Судьба постучала в его двери через месяц, когда на рассвете императорский курьер вручил привратнику письмо для хозяйки дома. С того дня, перебирая бумаги, проверяя счетные книги, беседуя с вольноотпущенниками, занимавшимися поставками вина из Сирии и меда из Иллирии, он то и дело мысленно спрашивал себя – неужели Луций по примеру Калигулы проявляет интерес к его Клаве? Ведь не попусту же было писано это письмо? С какой целью цезарь намекал на эту тайную, «печалившую его» страсть. А может, и попусту! С Коммода станется!

Бебий играл с детьми, следил за перестройкой дома, занимался разбивкой сада на прикупленной к границе усадьбы земле, требовал отчета от прокуратора – управляющего домом и домашними рабами, куда это они двинулись на ночь глядя, а сам обречено прикидывал – с новым цезарем все пошло шиворот–навыворот. Глупцы в сенате похахатывали над Луцием, состязались в выдумывании обидных прозвищ – «наш новый Геркулес», «потрясатель германцев», «он прошиб их словом», «осененный пурпурной тогой гладиатор» или того хуже – «гладиаторский ублюдок», намекая, что его венценосная мать любила наведываться в казармы гладиаторов, выбирая самца покрупнее, или с той же целью посещала Мизены или Равену, где базировался императорский флот. Им, как, например, Уммидию Квадрату, высланному из Рима за неумеренную болтливость, было невдомек, что подобная легкая кара за дерзкий язык, ни о чем не говорит.

История с наказанием Уммидия, пропретора и дяди нынешнего цезаря, наделала много шума в Риме.

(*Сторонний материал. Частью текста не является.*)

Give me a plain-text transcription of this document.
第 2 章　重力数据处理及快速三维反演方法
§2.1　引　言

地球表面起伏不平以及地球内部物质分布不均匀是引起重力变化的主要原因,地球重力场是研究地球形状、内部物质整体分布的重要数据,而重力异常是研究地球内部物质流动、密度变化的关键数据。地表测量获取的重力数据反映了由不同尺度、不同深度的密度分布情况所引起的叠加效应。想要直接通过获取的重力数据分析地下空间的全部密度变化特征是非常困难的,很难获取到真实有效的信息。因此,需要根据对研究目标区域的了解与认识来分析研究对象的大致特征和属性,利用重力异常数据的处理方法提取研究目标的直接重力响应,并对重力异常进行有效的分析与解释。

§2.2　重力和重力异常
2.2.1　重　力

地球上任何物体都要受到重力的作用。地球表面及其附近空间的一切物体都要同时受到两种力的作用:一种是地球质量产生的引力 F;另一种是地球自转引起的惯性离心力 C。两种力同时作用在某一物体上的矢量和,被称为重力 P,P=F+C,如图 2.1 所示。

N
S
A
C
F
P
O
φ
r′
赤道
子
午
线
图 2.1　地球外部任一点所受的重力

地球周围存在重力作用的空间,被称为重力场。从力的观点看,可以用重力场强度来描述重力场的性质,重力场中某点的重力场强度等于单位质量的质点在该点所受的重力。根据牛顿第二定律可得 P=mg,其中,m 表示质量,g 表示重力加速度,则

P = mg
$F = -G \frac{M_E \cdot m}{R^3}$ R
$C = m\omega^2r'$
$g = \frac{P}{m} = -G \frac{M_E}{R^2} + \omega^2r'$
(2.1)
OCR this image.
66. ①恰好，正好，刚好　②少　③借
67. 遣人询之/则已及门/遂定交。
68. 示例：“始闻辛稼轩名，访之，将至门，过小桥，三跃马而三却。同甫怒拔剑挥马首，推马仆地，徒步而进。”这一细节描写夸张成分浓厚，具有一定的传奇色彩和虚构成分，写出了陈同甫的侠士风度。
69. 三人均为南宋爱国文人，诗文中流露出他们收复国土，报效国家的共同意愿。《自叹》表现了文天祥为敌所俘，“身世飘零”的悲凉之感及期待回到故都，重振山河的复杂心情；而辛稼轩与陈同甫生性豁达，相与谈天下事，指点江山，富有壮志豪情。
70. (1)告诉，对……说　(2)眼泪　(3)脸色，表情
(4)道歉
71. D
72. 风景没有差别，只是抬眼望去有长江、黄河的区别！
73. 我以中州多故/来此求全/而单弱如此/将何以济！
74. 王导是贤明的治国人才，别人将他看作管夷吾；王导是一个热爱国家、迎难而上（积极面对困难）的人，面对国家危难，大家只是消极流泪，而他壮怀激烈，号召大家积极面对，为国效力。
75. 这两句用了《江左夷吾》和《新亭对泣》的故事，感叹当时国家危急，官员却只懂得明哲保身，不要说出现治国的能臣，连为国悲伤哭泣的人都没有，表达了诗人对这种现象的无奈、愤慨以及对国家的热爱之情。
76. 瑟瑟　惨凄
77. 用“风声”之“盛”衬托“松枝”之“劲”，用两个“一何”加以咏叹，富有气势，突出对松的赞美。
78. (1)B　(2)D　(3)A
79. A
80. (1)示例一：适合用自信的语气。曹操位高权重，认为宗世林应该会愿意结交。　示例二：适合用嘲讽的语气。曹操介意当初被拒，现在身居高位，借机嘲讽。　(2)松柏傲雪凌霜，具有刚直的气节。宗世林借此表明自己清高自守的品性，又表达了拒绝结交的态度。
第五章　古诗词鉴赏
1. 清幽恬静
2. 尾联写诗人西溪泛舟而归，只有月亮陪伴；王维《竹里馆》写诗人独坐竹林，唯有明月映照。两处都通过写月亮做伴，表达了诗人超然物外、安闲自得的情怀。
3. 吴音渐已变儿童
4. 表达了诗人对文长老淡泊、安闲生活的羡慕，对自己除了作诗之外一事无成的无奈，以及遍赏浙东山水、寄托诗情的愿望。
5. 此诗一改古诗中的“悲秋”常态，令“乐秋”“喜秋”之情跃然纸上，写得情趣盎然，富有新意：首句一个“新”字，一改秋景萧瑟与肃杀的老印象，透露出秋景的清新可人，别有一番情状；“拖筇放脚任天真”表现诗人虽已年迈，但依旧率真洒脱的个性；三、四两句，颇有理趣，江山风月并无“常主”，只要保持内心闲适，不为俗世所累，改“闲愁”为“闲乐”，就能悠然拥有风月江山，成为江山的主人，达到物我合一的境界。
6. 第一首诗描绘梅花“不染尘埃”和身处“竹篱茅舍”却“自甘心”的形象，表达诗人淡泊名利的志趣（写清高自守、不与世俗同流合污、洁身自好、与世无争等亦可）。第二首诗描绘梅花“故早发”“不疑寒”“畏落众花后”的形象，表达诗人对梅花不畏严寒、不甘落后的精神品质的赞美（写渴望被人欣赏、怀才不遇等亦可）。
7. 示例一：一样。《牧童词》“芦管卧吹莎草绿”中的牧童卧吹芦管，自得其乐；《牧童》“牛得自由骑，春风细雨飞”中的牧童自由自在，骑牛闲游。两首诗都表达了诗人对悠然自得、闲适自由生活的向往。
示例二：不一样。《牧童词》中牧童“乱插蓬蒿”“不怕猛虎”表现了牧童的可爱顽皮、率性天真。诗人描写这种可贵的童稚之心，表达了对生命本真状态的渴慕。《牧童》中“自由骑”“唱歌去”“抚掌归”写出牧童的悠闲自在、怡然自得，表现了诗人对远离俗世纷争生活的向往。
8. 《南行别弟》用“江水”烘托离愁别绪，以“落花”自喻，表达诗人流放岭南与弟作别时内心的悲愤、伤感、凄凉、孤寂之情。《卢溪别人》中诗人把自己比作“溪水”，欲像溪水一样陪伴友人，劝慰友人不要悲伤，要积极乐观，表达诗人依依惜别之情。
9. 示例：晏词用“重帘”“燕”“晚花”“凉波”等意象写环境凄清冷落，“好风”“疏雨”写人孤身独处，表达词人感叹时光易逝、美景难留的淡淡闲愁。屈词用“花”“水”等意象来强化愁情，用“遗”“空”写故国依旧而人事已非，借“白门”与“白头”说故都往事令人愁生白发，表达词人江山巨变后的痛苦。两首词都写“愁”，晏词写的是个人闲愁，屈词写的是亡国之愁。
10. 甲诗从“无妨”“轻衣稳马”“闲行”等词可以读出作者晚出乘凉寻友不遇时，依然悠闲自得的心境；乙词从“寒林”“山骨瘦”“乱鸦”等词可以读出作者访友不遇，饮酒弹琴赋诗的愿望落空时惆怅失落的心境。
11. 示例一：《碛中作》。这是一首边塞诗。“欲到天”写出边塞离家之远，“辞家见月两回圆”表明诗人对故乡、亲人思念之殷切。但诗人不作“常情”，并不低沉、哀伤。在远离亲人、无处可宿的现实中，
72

Уммидий был славен в Риме еще во времена императора Антонина Пия. Спустя дня два после смерти жены, сестры Марка Аврелия, он объехал невольничьи рынки, накупил несколько десятков красоток и разместил их по всем своим владениям, включая городской особняк и загородные виллы. Марк, носивший в ту пору титул цезаря, то есть являвшийся официальным наследником престола, как бы не заметил оскорбительной бестактности зятя. Даже через год, после смерти Антонина Пия, божественный «философ» не принял никаких мер в отношении Уммидия. На упреки Фаустины император ответил, что не дело повелителя вмешиваться в частную жизнь граждан. Эти слова тут же разнеслись по городу. Кстати, подобным решением он напрочь сразил верхи Рима, со страхом ожидавшие смены власти и подозревавшие неброского, погруженного в философские размышления нового правителя в самых злобных и тиранических намерениях. Многие полагали, что в тихом омуте лярвы водятся, однако ответ принцепса относительно чудачеств зятя успокоил «общественность».